Trying to Plan the Rest of 2019/Cutting Myself Some Slack

I’ve been feeling really under the gun lately—I’ve mentioned (I think) that I over-committed for Sept./Oct. I still have 2 books I told authors I’d read in October (and one other to write about). Plus a few new releases that I meant to read this fall that aren’t so new anymore. I still have one book that I’m committed for this month, and a short one next month (maybe one more in there…I’ll check my calendar later). Plus a handful of things that are on my “I will read this in 2019” list.

For some reason that I have trouble articulating (and I know that some of you get this, and many of you don’t understand), between some of those goals and the 50 days remaining in 2019, I’m feeling a lot of pressure.

All self-imposed, I realize, but that doesn’t change it.

So you know what I did this weekend? I took a look at a few of the things on my “Must Read in 2019” list and put them on the “Probably Get to in 2020” list. Including 5 library books—one habit I fell into (pre-blogging even) is that a library due date trumps just about anything else when it comes to reading. And I don’t take things back to the Library until I’ve read them. These are on their way back, though. I would’ve taken care of them Saturday, but it was too late by the time I decided this.

Fewer books on the “Must Read” list equals fewer books on the “Must Write About” list. Which is good—because that list is still ridiculously long. But I’ll do what I can, I’ll be a little briefer about some things than I want to be (some things), and probably do a few more “Quick Takes” posts.

You know what? I felt so much freer just by giving myself that option. And yeah, I realize that I’m probably not still going to be able to finish everything on my “Must” lists this year, but it seems a little more attainable.

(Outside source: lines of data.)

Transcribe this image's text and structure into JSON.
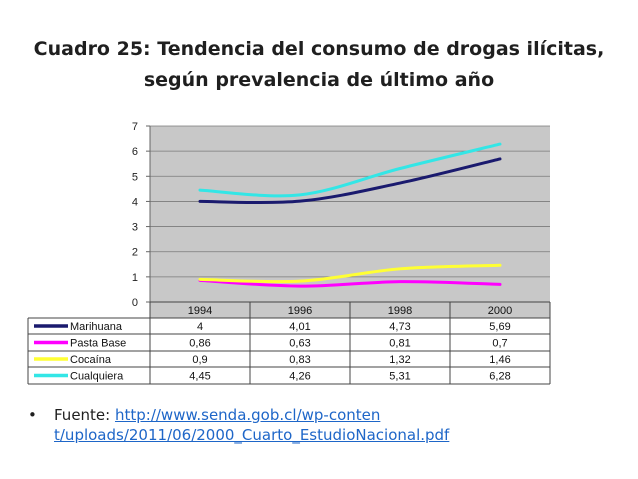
{
  "title": {
    "line1": "Cuadro 25: Tendencia del consumo de drogas ilícitas,",
    "line2": "según prevalencia de último año"
  },
  "chart_data": {
    "type": "line",
    "x": [
      "1994",
      "1996",
      "1998",
      "2000"
    ],
    "yticks": [
      "0",
      "1",
      "2",
      "3",
      "4",
      "5",
      "6",
      "7"
    ],
    "ylim": [
      0,
      7
    ],
    "grid": true,
    "legend": "table-below",
    "series": [
      {
        "name": "Marihuana",
        "values": [
          4,
          4.01,
          4.73,
          5.69
        ],
        "labels": [
          "4",
          "4,01",
          "4,73",
          "5,69"
        ],
        "color": "#1a1a6e"
      },
      {
        "name": "Pasta Base",
        "values": [
          0.86,
          0.63,
          0.81,
          0.7
        ],
        "labels": [
          "0,86",
          "0,63",
          "0,81",
          "0,7"
        ],
        "color": "#ff00ff"
      },
      {
        "name": "Cocaína",
        "values": [
          0.9,
          0.83,
          1.32,
          1.46
        ],
        "labels": [
          "0,9",
          "0,83",
          "1,32",
          "1,46"
        ],
        "color": "#ffff33"
      },
      {
        "name": "Cualquiera",
        "values": [
          4.45,
          4.26,
          5.31,
          6.28
        ],
        "labels": [
          "4,45",
          "4,26",
          "5,31",
          "6,28"
        ],
        "color": "#33e6e6"
      }
    ]
  },
  "source": {
    "bullet": "•",
    "label": "Fuente: ",
    "link_line1": "http://www.senda.gob.cl/wp-conten",
    "line2": "t/uploads/2011/06/2000_Cuarto_EstudioNacional.pdf"
  }
}
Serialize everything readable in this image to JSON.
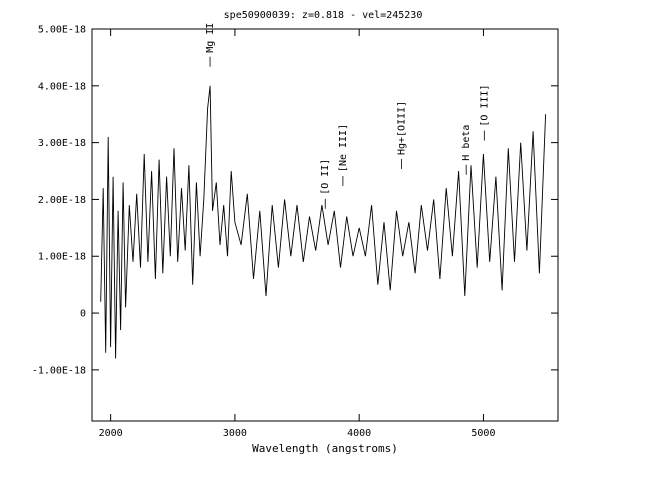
{
  "chart_data": {
    "type": "line",
    "title": "spe50900039: z=0.818 - vel=245230",
    "xlabel": "Wavelength (angstroms)",
    "ylabel": "",
    "xlim": [
      1850,
      5600
    ],
    "ylim": [
      -1.9e-18,
      5e-18
    ],
    "x_ticks": [
      2000,
      3000,
      4000,
      5000
    ],
    "x_tick_labels": [
      "2000",
      "3000",
      "4000",
      "5000"
    ],
    "y_ticks": [
      5e-18,
      4e-18,
      3e-18,
      2e-18,
      1e-18,
      0,
      -1e-18
    ],
    "y_tick_labels": [
      "5.00E-18",
      "4.00E-18",
      "3.00E-18",
      "2.00E-18",
      "1.00E-18",
      "0",
      "-1.00E-18"
    ],
    "grid": false,
    "line_color": "#000000",
    "annotations": [
      {
        "label": "Mg II",
        "x": 2800,
        "y": 4.3e-18
      },
      {
        "label": "[O II]",
        "x": 3727,
        "y": 1.8e-18
      },
      {
        "label": "[Ne III]",
        "x": 3869,
        "y": 2.2e-18
      },
      {
        "label": "Hg+[OIII]",
        "x": 4340,
        "y": 2.5e-18
      },
      {
        "label": "H beta",
        "x": 4861,
        "y": 2.4e-18
      },
      {
        "label": "[O III]",
        "x": 5007,
        "y": 3e-18
      }
    ],
    "series": [
      {
        "x": [
          1920,
          1940,
          1960,
          1980,
          2000,
          2020,
          2040,
          2060,
          2080,
          2100,
          2120,
          2150,
          2180,
          2210,
          2240,
          2270,
          2300,
          2330,
          2360,
          2390,
          2420,
          2450,
          2480,
          2510,
          2540,
          2570,
          2600,
          2630,
          2660,
          2690,
          2720,
          2750,
          2780,
          2800,
          2820,
          2850,
          2880,
          2910,
          2940,
          2970,
          3000,
          3050,
          3100,
          3150,
          3200,
          3250,
          3300,
          3350,
          3400,
          3450,
          3500,
          3550,
          3600,
          3650,
          3700,
          3750,
          3800,
          3850,
          3900,
          3950,
          4000,
          4050,
          4100,
          4150,
          4200,
          4250,
          4300,
          4350,
          4400,
          4450,
          4500,
          4550,
          4600,
          4650,
          4700,
          4750,
          4800,
          4850,
          4900,
          4950,
          5000,
          5050,
          5100,
          5150,
          5200,
          5250,
          5300,
          5350,
          5400,
          5450,
          5500
        ],
        "y": [
          2e-19,
          2.2e-18,
          -7e-19,
          3.1e-18,
          -6e-19,
          2.4e-18,
          -8e-19,
          1.8e-18,
          -3e-19,
          2.3e-18,
          1e-19,
          1.9e-18,
          9e-19,
          2.1e-18,
          8e-19,
          2.8e-18,
          9e-19,
          2.5e-18,
          6e-19,
          2.7e-18,
          7e-19,
          2.4e-18,
          1e-18,
          2.9e-18,
          9e-19,
          2.2e-18,
          1.1e-18,
          2.6e-18,
          5e-19,
          2.3e-18,
          1e-18,
          2e-18,
          3.6e-18,
          4e-18,
          1.8e-18,
          2.3e-18,
          1.2e-18,
          1.9e-18,
          1e-18,
          2.5e-18,
          1.6e-18,
          1.2e-18,
          2.1e-18,
          6e-19,
          1.8e-18,
          3e-19,
          1.9e-18,
          8e-19,
          2e-18,
          1e-18,
          1.9e-18,
          9e-19,
          1.7e-18,
          1.1e-18,
          1.9e-18,
          1.2e-18,
          1.8e-18,
          8e-19,
          1.7e-18,
          1e-18,
          1.5e-18,
          1e-18,
          1.9e-18,
          5e-19,
          1.6e-18,
          4e-19,
          1.8e-18,
          1e-18,
          1.6e-18,
          7e-19,
          1.9e-18,
          1.1e-18,
          2e-18,
          6e-19,
          2.2e-18,
          1e-18,
          2.5e-18,
          3e-19,
          2.6e-18,
          8e-19,
          2.8e-18,
          9e-19,
          2.4e-18,
          4e-19,
          2.9e-18,
          9e-19,
          3e-18,
          1.1e-18,
          3.2e-18,
          7e-19,
          3.5e-18
        ]
      }
    ]
  }
}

I’m not saying that feeling is going to last, or that I’m not going to find a new way to apply stupid pressure to myself. But for now…I’ll take it.


Right after I scheduled this post (naturally), I saw these tweets from David W at FanFiAddict:

Which tie in nicely to this post on their blog (also, one I didn’t see until after I wrote this). Followers and ARCs aren’t my hangups (well, occasionally that ARC thing, but I get over it pretty easily). It’s the reading and writing pace (as people who’ve been here for a bit know all too well). “Just remember: THIS ISN’T YOUR JOB. You started a blog to share your enjoyment of books with others…Don’t fret over what you can’t do, but be excited about what you can.” That’s exactly what I was trying to tell myself. It was reassuring to see someone else say that about the same time. Thanks, David!

10 thoughts on “Trying to Plan the Rest of 2019/Cutting Myself Some Slack

    1. Hadn’t thought of that. I’ve got 2 I’m eagerly awaiting for on the 19th, and I don’t think I have anything else I’m waiting for this year. (those two will be more like a vacation from life than anything else, so, that’s not daunting)

      Liked by 1 person

    1. Yup. And I knew that’s exactly what I was doing, but instead of being smart, my reflex is to dig in and do it the hard way. Not to sound like a stupid motivational poster in everyone’s break room, but I need to work smarter, not harder.